The path to the non-normalized probability maximum value is:

ψ2 (1) = 1

Δ2 (2) in the same vein.

I=3 is the same (just for Δ3(1) in the u5s5, I think it should be u3s3, first not to say S3 the corresponding is y3=1 in the original question, and there is no S5 function).

Part III termination :

This step is simple, in δ3 (L) δ3 (1) = 4.3 maximum, so y3 1 is the most likely, that is y3*=1.

The Fourth step returns :

And then the reverse pushes:

Which value from Y2 to Y3 is the most likely? In the second part has been solved: ψ3 (1) = 2, that is, Y2 reached the y3=1 of the route of the most weighted value is y2=2, that is, y2*=2.

Similarly, from Y1=1 to y2=2 the most likely, namely y1*=1.

Finally, we get the tag sequence.

Y*= (y1*, y2*, y3*) = (1, 2, 1)

Conditional random field (CRF)-4-learning methods and predictive algorithms (Viterbi algorithm)

Contact Us

The content source of this page is from Internet, which doesn't represent Alibaba Cloud's opinion; products and services mentioned on that page don't have any relationship with Alibaba Cloud. If the content of the page makes you feel confusing, please write us an email, we will handle the problem within 5 days after receiving your email.

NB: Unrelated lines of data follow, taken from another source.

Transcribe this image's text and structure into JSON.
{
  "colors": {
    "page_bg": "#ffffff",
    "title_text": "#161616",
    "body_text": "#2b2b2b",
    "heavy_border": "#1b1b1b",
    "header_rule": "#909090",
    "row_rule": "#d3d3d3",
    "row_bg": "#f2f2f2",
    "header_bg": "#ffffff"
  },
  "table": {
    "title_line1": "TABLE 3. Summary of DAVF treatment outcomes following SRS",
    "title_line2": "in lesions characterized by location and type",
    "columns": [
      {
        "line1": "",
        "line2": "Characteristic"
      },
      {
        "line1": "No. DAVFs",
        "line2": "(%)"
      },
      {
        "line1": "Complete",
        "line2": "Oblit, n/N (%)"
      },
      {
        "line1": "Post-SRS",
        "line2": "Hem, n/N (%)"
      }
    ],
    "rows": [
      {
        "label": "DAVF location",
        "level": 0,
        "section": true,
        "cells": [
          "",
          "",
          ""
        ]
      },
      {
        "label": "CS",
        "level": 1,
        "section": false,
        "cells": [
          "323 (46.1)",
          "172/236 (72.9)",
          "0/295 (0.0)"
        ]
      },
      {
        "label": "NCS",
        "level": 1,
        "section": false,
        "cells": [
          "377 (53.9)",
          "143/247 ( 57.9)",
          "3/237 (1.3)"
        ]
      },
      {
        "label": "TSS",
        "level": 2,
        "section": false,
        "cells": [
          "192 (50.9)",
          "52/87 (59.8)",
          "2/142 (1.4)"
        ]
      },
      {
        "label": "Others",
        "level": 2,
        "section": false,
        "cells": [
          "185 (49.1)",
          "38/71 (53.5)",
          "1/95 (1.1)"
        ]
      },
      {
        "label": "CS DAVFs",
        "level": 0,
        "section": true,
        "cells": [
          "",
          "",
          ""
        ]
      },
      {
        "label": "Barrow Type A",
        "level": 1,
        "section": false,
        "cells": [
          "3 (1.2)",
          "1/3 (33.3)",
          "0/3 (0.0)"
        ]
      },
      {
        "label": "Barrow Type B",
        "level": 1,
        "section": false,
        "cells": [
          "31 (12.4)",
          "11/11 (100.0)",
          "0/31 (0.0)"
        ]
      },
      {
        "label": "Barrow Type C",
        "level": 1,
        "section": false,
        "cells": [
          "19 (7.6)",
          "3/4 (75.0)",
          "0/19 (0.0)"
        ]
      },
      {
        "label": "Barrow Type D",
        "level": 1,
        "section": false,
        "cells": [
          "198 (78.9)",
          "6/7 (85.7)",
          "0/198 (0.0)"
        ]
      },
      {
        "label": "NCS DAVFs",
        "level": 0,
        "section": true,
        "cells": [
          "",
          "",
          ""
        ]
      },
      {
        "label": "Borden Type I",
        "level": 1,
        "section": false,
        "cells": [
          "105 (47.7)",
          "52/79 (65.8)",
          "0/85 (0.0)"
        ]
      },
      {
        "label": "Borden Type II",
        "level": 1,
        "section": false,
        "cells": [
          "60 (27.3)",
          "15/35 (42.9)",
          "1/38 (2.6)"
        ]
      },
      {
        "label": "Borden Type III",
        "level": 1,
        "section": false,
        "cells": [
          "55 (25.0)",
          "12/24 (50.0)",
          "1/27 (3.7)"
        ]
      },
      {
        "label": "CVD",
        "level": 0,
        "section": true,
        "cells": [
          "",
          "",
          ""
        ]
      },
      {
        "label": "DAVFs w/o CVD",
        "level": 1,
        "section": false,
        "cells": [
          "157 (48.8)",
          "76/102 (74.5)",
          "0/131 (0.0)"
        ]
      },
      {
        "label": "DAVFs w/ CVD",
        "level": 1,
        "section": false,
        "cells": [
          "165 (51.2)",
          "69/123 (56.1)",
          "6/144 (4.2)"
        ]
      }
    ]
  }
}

If you find any instances of plagiarism from the community, please send an email to: info-contact@alibabacloud.com and provide relevant evidence. A staff member will contact you within 5 working days.

A Free Trial That Lets You Build Big!

Start building with 50+ products and up to 12 months usage for Elastic Compute Service

  • Sales Support

    1 on 1 presale consultation

  • After-Sales Support

    24/7 Technical Support 6 Free Tickets per Quarter Faster Response

  • Alibaba Cloud offers highly flexible support services tailored to meet your exact needs.